LA Times Editorial: Pre-election Terrorizing
THE BUSH ADMINISTRATION is a past master at playing politics with terrorism, portraying critics of its various antiterrorism initiatives as naive or even accusing them, in the words of former Atty. Gen. John Ashcroft, of giving "ammunition to America's enemies."
Vice President Dick Cheney may have provided a sneak preview of just how nasty the coming campaign will be. Speaking to reporters last week, after he learned of the British operation aimed at disrupting an alleged plot to bomb passenger planes, Cheney said that Connecticut Sen. Joe Lieberman's primary loss to an opponent of the Iraq war was proof that many Democrats wanted to return to "the pre-9/11 mind-set" and that the vote would embolden "Al Qaeda types."

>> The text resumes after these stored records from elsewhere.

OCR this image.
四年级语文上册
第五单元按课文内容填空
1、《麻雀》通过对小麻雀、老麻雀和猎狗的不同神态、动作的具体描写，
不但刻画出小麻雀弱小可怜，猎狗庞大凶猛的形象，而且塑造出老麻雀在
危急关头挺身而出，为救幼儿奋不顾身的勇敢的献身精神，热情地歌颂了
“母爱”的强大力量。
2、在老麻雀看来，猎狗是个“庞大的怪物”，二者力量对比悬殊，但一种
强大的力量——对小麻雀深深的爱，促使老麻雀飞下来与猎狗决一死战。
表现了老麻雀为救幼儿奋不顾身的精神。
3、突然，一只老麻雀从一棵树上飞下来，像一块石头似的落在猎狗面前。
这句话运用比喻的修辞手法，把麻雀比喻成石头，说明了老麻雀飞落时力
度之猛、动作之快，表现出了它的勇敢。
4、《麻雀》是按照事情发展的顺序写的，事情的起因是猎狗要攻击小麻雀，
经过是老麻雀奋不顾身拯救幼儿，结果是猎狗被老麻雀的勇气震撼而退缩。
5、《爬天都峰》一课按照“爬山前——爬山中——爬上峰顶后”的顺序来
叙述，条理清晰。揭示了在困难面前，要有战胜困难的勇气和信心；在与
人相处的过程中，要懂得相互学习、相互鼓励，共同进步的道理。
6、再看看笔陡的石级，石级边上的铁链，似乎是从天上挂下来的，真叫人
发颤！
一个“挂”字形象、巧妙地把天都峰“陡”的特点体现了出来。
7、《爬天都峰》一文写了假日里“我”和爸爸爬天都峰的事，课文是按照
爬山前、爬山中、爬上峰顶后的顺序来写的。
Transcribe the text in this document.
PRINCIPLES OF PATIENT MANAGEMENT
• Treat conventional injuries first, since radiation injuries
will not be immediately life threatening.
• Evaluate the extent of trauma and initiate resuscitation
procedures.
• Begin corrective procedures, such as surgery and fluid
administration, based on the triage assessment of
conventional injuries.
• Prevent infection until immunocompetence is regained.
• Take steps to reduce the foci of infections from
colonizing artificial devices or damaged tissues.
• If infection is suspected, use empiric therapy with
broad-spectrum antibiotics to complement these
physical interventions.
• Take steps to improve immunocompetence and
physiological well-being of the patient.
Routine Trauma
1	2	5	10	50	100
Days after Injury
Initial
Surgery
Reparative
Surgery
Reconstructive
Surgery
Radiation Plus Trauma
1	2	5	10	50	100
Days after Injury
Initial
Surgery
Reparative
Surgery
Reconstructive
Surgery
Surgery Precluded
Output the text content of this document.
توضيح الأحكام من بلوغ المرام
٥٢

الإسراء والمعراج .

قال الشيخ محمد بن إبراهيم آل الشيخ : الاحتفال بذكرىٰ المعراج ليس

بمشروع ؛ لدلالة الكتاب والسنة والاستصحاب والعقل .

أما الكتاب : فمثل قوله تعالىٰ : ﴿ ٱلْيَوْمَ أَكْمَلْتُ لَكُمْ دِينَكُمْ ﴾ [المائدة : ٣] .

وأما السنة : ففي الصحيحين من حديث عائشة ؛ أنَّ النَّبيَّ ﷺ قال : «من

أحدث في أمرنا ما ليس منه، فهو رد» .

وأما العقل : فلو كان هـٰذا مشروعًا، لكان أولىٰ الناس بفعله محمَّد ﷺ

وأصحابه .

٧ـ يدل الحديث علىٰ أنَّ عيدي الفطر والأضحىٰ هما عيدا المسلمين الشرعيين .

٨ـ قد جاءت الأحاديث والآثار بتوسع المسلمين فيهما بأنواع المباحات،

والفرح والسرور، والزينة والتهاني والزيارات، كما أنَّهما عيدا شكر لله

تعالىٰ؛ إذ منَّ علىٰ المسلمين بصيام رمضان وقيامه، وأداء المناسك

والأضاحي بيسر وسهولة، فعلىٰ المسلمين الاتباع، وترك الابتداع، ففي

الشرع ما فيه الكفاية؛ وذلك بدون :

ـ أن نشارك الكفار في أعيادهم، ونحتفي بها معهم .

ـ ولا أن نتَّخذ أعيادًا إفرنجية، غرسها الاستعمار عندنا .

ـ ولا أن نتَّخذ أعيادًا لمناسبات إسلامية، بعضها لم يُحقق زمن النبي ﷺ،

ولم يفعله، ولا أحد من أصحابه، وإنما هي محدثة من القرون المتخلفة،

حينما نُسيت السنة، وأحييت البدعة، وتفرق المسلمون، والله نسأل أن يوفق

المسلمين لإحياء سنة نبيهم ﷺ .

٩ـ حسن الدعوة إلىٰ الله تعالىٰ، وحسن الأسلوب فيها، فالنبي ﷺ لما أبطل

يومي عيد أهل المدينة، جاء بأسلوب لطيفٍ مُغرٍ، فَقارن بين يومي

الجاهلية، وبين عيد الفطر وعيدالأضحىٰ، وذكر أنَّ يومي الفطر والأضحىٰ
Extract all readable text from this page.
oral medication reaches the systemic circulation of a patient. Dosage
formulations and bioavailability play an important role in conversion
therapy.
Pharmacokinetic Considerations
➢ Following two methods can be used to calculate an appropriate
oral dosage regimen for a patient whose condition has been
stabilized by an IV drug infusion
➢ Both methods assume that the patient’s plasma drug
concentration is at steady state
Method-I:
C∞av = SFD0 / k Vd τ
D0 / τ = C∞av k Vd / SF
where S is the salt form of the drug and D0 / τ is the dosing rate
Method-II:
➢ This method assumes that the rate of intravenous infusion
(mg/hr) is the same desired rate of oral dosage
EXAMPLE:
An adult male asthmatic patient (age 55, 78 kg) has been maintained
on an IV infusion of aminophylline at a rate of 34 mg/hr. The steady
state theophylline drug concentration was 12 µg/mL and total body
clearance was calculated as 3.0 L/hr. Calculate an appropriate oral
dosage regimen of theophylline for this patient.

Then Republican National Committee Chairman Ken Mehlman went on NBC's "Meet the Press" to suggest that the fundamental question in the November congressional elections is: "Do you believe we're at war?" Democrats, according to Mehlman, don't. That's why they "voted against the Patriot Act, against the surveillance programs similar to the kind of programs that were used in London to deal with the threat," and why some Democrats want to withdraw U.S. forces from Iraq, which is "central to the war on terror."
For the record, the USA Patriot Act was supported by most congressional Democrats, though with changes to the administration's original proposals that the president found acceptable. Iraq, for its part, became "central" to the war on terror only after the administration decided to invade the country and botched its occupation. Finally, it's unclear what Mehlman had in mind when referring to surveillance programs that are legal in Britain but not in the United States. One major difference between the two legal systems is that police in Britain may hold suspected terrorists without charge for 28 days. But even Homeland Security Secretary Michael Chertoff, who spoke approvingly of such laws the other day, acknowledged that they might run afoul of the Constitution.
Chertoff and other administration officials are free, once they study the British investigation, to argue that Britain's success in disrupting this plot offers lessons for the United States. Even then, Congress is not as free to modify civil liberties as the British Parliament — which is not constrained by a written constitution.
But Mehlman obviously was interested less in opening a discussion of comparative antiterror strategies than in pushing the idea that what Republicans call the "Democrat Party" is really the "Defeatocrat Party." That may be election-year politics as usual, but it's unseemly, especially when the stakes in terms of national security and civil liberties are so high. You might even be tempted to call it a pre 9/11 mind-set.